If I had to describe it to someone who had never seen one before I would say that it is a device which allows you to navigate on the screen of your computer. You use it by moving you hand holding the device in all directions, the immediate consequence is that you make the pointer move on the screen. You have however to maintain a contact between the desk/table and the device, otherwise the computer doesn’t detect the movement.
Here are some ideas of redesigns of this mouse
- This is a simple redesign which deletes a movement (picking up the mouse and looking under it) because the On/Off is now located on the side of the mouse, where the thumb rests.
- In this re-design, I changed the position of the left click so that the thumb now activates it. And thereby the scroll is moved in the left click’s original position so that the index now activates it. This way each finger is responsible for a specific function and it is even more intuitive.

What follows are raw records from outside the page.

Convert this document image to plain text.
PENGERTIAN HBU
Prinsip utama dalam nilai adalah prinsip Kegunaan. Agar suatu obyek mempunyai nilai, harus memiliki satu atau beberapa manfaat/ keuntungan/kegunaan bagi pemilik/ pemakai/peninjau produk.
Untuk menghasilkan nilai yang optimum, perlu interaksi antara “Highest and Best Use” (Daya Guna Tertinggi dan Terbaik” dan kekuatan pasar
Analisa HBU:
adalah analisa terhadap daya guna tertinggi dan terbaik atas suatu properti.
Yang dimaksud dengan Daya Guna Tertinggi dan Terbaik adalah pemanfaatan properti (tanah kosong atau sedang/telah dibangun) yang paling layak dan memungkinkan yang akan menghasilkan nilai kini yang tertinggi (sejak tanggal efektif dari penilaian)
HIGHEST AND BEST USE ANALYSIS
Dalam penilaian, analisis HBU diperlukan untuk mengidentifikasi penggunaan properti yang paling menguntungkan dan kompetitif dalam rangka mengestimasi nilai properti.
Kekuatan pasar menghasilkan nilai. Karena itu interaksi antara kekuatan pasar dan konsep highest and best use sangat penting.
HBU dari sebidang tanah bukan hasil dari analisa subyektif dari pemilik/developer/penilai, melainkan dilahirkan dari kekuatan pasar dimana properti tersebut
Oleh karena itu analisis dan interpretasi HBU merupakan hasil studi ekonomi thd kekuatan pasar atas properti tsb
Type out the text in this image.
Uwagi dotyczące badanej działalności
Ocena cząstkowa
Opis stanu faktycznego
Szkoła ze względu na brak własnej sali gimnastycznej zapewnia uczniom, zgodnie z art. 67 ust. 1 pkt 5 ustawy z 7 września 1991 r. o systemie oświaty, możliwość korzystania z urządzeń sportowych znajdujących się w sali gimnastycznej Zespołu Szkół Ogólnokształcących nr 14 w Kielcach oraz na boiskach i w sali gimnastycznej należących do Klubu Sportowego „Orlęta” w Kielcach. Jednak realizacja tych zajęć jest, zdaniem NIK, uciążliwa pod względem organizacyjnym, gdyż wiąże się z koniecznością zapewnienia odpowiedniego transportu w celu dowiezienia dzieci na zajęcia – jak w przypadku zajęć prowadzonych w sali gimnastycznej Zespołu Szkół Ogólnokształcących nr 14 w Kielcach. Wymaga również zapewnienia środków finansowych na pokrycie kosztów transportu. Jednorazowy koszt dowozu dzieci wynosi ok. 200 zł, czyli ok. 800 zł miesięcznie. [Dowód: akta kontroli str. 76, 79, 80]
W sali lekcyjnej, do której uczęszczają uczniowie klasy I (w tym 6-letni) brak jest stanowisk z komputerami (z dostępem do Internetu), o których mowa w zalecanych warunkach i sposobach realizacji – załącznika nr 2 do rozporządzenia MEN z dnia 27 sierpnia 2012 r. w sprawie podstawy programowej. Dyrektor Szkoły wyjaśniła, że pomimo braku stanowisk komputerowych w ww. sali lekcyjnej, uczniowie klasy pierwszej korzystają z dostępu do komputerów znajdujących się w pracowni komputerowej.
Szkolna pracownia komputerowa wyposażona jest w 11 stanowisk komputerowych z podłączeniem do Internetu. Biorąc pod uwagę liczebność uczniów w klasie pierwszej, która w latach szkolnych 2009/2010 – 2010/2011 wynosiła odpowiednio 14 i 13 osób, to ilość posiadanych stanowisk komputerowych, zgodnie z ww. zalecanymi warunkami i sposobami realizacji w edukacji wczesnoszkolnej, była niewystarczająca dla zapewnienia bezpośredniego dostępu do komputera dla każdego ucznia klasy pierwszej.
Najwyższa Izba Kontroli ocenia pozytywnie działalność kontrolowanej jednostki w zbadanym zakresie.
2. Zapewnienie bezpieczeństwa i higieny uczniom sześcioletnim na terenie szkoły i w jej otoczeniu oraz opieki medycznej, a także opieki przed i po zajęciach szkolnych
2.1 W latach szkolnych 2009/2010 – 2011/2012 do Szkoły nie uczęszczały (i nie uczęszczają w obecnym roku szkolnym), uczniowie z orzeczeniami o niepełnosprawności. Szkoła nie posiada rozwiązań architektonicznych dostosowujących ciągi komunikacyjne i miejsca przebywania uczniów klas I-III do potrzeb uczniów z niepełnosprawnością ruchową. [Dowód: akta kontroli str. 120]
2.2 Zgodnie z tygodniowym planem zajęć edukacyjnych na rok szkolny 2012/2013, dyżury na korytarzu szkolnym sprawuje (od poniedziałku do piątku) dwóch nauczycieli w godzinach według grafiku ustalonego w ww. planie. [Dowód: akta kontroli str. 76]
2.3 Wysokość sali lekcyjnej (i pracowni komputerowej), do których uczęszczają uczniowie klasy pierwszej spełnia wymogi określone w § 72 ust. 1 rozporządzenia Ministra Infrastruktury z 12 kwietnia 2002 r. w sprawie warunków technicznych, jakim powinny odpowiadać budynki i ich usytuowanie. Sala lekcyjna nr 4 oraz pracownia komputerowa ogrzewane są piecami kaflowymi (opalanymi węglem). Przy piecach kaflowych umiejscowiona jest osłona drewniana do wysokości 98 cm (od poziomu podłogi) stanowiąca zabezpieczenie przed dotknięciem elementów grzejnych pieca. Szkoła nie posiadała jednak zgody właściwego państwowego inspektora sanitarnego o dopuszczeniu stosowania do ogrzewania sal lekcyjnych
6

- Same as the last one, it is a simple redesign which makes the changing of the battery even more intuitive since there is no more need to pick it up and looking under it. Just sliding the trap does the trick. Adding a battery icon and an arrow to symbolize the movement on the trap makes it even more intuitive.
- Second object – Shower Gel Bottle Tahiti
This is another object I use every day, it’s a shower gel sold in France. The particularity of this product is its packaging, in particular the retractable beak which gives the product a very cubic and compact aspect.
The product is very intuitive, the slot on the front suggest only one type of action possible by the user (pulling on the beak to get it out and pushing on it to put it back to its original position)
If I had to describe it to someone who had never seen it before I would say that it is a Shower Gel container which has a 90° retractable beak. This beak, when put back in its storing position (horizontally) avoids leakage or introduction of water in the container.
If I had to redesign it, I would add a transparent part opening on the side of the bottle. This would allow the user to see how much product is left. It is in fact a feature that in my opinion lacks in this product and makes the user experience a bit frustrating because you have to guess how much product is left, by the weight of the bottle.